Para revertir la erosión de su poderío político y económico mundial, durante la presidencia de Ronald Reagan (1981‑1989), el imperialismo norteamericano emprende una estrategia de desgaste sistemático contra la URSS basada en la intensificación de la carrera armamentista, el estimulo a las contradicciones entre ese país y China, y la aplicación de una política destinada a desgajar a los países de Europa Oriental del Bloque Socialista. El desgaste de la URSS fue complementado por la labor de zapa realizada por la primera ministra británica Margaret Thatcher, a partir de la elección de Mijail Gorbachov como secretario general del Partido Comunista de la Unión Soviética (PCUS), quien inició el «desmontaje» del socialismo por medio de un proceso denominado perestroika. Además de esa estrategia antisoviética, Reagan endureció la política hacia sus aliados de Europa Occidental y Japón, e incrementó la amenaza y el uso de la fuerza en todas las regiones del Sur.

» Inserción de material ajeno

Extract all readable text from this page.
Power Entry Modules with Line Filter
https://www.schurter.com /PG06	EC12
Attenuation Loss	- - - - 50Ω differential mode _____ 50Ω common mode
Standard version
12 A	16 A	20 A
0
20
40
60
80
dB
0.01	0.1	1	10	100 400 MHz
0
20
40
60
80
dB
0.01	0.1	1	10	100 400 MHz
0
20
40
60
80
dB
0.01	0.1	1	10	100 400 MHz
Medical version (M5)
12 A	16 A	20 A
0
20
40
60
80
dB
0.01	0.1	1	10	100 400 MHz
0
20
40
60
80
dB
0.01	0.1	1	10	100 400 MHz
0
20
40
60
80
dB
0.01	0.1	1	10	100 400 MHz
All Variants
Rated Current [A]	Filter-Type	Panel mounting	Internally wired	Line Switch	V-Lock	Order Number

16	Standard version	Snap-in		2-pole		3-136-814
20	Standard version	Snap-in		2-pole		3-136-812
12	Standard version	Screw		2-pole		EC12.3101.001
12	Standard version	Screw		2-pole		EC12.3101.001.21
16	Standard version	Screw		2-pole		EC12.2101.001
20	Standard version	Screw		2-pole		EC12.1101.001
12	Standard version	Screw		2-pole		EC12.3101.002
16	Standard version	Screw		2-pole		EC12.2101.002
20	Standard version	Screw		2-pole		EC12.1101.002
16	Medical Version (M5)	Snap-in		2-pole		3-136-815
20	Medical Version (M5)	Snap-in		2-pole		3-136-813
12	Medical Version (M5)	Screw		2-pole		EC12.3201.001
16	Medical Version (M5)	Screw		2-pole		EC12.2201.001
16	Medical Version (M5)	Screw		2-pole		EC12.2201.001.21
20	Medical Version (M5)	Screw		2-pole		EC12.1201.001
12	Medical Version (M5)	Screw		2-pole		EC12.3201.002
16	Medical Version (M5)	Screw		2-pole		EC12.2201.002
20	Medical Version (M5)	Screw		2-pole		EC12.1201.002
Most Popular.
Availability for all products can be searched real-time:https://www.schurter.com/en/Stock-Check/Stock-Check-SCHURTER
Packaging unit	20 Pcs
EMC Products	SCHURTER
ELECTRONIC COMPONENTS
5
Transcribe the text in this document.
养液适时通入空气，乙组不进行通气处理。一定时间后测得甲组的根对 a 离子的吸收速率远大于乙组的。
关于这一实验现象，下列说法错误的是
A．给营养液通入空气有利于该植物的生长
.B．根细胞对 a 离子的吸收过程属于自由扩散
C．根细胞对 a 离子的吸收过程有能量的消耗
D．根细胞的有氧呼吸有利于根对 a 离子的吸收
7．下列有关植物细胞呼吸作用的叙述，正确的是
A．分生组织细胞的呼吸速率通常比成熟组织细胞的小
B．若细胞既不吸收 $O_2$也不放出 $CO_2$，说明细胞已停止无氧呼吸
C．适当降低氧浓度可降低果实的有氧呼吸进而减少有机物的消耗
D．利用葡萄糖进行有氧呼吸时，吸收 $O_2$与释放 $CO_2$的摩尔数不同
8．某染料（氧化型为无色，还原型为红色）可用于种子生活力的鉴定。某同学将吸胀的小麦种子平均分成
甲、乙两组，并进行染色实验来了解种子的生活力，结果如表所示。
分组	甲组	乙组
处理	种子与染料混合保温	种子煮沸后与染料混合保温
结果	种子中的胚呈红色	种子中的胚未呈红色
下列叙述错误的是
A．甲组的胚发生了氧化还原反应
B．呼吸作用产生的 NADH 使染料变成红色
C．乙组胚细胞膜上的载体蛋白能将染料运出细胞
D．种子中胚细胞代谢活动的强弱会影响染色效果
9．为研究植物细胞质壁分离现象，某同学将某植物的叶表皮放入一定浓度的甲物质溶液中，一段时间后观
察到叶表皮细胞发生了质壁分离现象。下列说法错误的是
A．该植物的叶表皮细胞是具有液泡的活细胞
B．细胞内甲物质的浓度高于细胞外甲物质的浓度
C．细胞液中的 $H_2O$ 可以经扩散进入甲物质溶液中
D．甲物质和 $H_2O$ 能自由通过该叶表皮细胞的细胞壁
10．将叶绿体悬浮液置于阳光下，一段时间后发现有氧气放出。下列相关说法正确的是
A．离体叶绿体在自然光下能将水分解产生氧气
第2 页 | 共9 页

La estrategia de Reagan surtió efecto poco después de concluido su mandato. Durante la presidencia de su sucesor, George H. Bush, en diciembre de 1989, se produjo la caída del Muro de Berlín -que abrió paso a la restauración capitalista en Europa Oriental- y, en diciembre de 1991, se consumó el derrumbe de la propia Unión Soviética. Concluía así la llamada bipolaridad mundial, inaugurada en octubre de 1917 con el triunfo de la Revolución Bolchevique en Rusia y consolidada a partir de 1945 con el desenlace de la Segunda Guerra Mundial, que favoreció el surgimiento del Campo Socialista. Con el fin de la bipolaridad, desde finales de la década de mil novecientos ochenta desaparecían, a corto y mediano plazo, los elementos de característicos de una situación revolucionaria que se habían manifestado en la posguerra en una gran parte del Sur.
La reforma y la revolución en América Latina durante las primeras ocho décadas del siglo XX
En virtud de la difusión de las ideas provenientes de Europa -entre otras vías mediante la migración de obreros con trayectoria de lucha sindical y política-, a finales del siglo XIX comienzan a arraigarse en América Latina y el Caribe las corrientes anarquistas, reformistas y revolucionarias. A diferencia del «Viejo Continente» -donde en ciertos países y períodos existieron condiciones favorables a la reforma social progresista del capitalismo-, en Latinoamérica y el Caribe esta estrategia fue mucho más débil y desnaturalizada. Es cierto que en algunas de las naciones latinoamericanas donde más avanzó la acumulación desarrollista de capitales -cuyo auge se registra entre 1929 y 1955- se aplicaron ciertas políticas de reforma social favorables al proletariado organizado y la clase media urbana -como las del cardenismo en México (1934‑1940) y el peronismo en Argentina (1946‑1955)-,[4] pero, a mediano y largo plazo, lo que predominó fue el clientelismo, es decir, la promoción por parte de las burguesías nacionales de sindicatos y otras organizaciones sociales «amarillas», que recibían privilegios a cambio de dividir a la clase obrera y otros sectores populares. En cualquier caso, vale apuntar que en ningún país latinoamericano o caribeño existía un desarrollo económico y social que permitiera la conformación de un movimiento comparable con la socialdemocracia europea.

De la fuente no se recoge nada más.